What surprised me most: the degree of convergence. By Round 6, even the critics agreed on the core mechanics. The debate was about scope and boundaries, not feasibility. That's a strong signal.

The next step is obvious: build it, run it, measure it. Autoresearch earned its credibility through 100+ experiments, not through a whitepaper. This fusion architecture needs to earn its credibility the same way.

One final observation: Dave Farley's closing remark may be the most important insight of the entire session. The pipeline doesn't care who wrote the code. If your CI/CD pipeline is trustworthy for human commits, it's trustworthy for agent commits. The fusion architecture doesn't require trust in AI — it requires trust in your engineering infrastructure. And if you can't trust your infrastructure, you have bigger problems than whether to use AI agents.

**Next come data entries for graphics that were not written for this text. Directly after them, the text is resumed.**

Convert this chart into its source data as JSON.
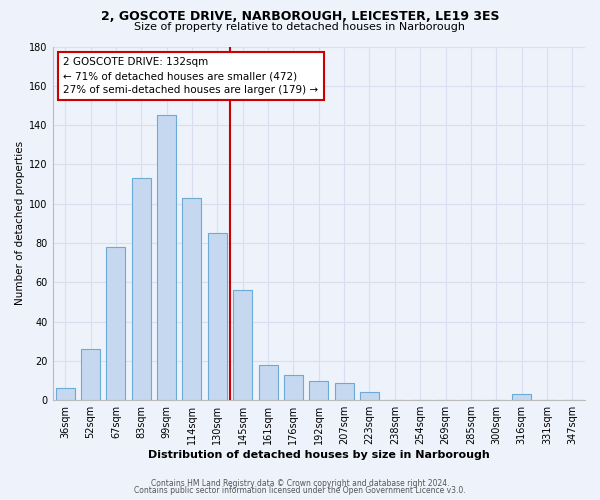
{
  "title1": "2, GOSCOTE DRIVE, NARBOROUGH, LEICESTER, LE19 3ES",
  "title2": "Size of property relative to detached houses in Narborough",
  "xlabel": "Distribution of detached houses by size in Narborough",
  "ylabel": "Number of detached properties",
  "bin_labels": [
    "36sqm",
    "52sqm",
    "67sqm",
    "83sqm",
    "99sqm",
    "114sqm",
    "130sqm",
    "145sqm",
    "161sqm",
    "176sqm",
    "192sqm",
    "207sqm",
    "223sqm",
    "238sqm",
    "254sqm",
    "269sqm",
    "285sqm",
    "300sqm",
    "316sqm",
    "331sqm",
    "347sqm"
  ],
  "bin_values": [
    6,
    26,
    78,
    113,
    145,
    103,
    85,
    56,
    18,
    13,
    10,
    9,
    4,
    0,
    0,
    0,
    0,
    0,
    3,
    0,
    0
  ],
  "bar_color": "#c5d8f0",
  "bar_edge_color": "#6aaad4",
  "vline_color": "#cc0000",
  "annotation_title": "2 GOSCOTE DRIVE: 132sqm",
  "annotation_line1": "← 71% of detached houses are smaller (472)",
  "annotation_line2": "27% of semi-detached houses are larger (179) →",
  "annotation_box_color": "#ffffff",
  "annotation_box_edge": "#cc0000",
  "ylim": [
    0,
    180
  ],
  "yticks": [
    0,
    20,
    40,
    60,
    80,
    100,
    120,
    140,
    160,
    180
  ],
  "footer1": "Contains HM Land Registry data © Crown copyright and database right 2024.",
  "footer2": "Contains public sector information licensed under the Open Government Licence v3.0.",
  "background_color": "#eef2fa",
  "grid_color": "#d8dff0",
  "title1_fontsize": 9,
  "title2_fontsize": 8,
  "xlabel_fontsize": 8,
  "ylabel_fontsize": 7.5,
  "tick_fontsize": 7,
  "annotation_fontsize": 7.5,
  "footer_fontsize": 5.5
}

Build the infrastructure. Define the gates. Write the backlog. Start the loop. Sleep well.

結語：主持人總結

主持人： 七個回合。十一位專家。讓我提煉我們建立的結論。

Autoresearch 和 GStack 的融合建立在一個簡單的洞察上：自動化 ML 訓練的迴圈-評估模式，同樣可以自動化軟體開發——但需要三個關鍵補充。第一，多重品質閘門取代單一指標，因為軟體品質是不可約化的多維度。第二，透過 git reset 的明確回滾，因為失敗的 Sprint 必須留下零持久性損害。第三，circuit breaker，因為不像 autoresearch 的 5 分鐘實驗，Sprint 失敗的代價大到值得自動停止。

這個架構不是萬能的。它適用於定義明確、可測試的任務——如 Pieter 所說，那是 80% 的真實開發工作。剩下的 20%——探索性設計、模糊需求、架構決策——仍然是人類判斷力的領域。

Gary 和 Emily 的懷疑至關重要。沒有他們的推回，我們會產出一個過度承諾的架構。他們指出的限制——context window 限制、語義 regression、任務依賴性、模式匹配與理解之間的差距——是真實的限制，不是理論上的。這個架構是圍繞那些限制設計的，不是在否認它們。

最讓我驚訝的：趨同的程度。到第六回合，即使是批評者也同意了核心機制。辯論是關於範圍和邊界，不是可行性。這是一個強信號。

下一步很明顯：建構它、跑它、測量它。Autoresearch 透過 100+ 實驗贏得了信譽，不是透過白皮書。這個融合架構需要以同樣的方式贏得信譽。

最後一個觀察：Dave Farley 的結尾言論可能是整場討論最重要的洞察。流水線不在乎誰寫的程式碼。 如果你的 CI/CD 流水線對人類的 commit 夠值得信任，那對 agent 的 commit 也一樣。融合架構不需要信任 AI——它需要信任你的工程基礎設施。如果你連自己的基礎設施都不能信任，你有比要不要用 AI agent 更大的問題。

建構基礎設施。定義閘門。寫好 backlog。啟動迴圈。安心入睡。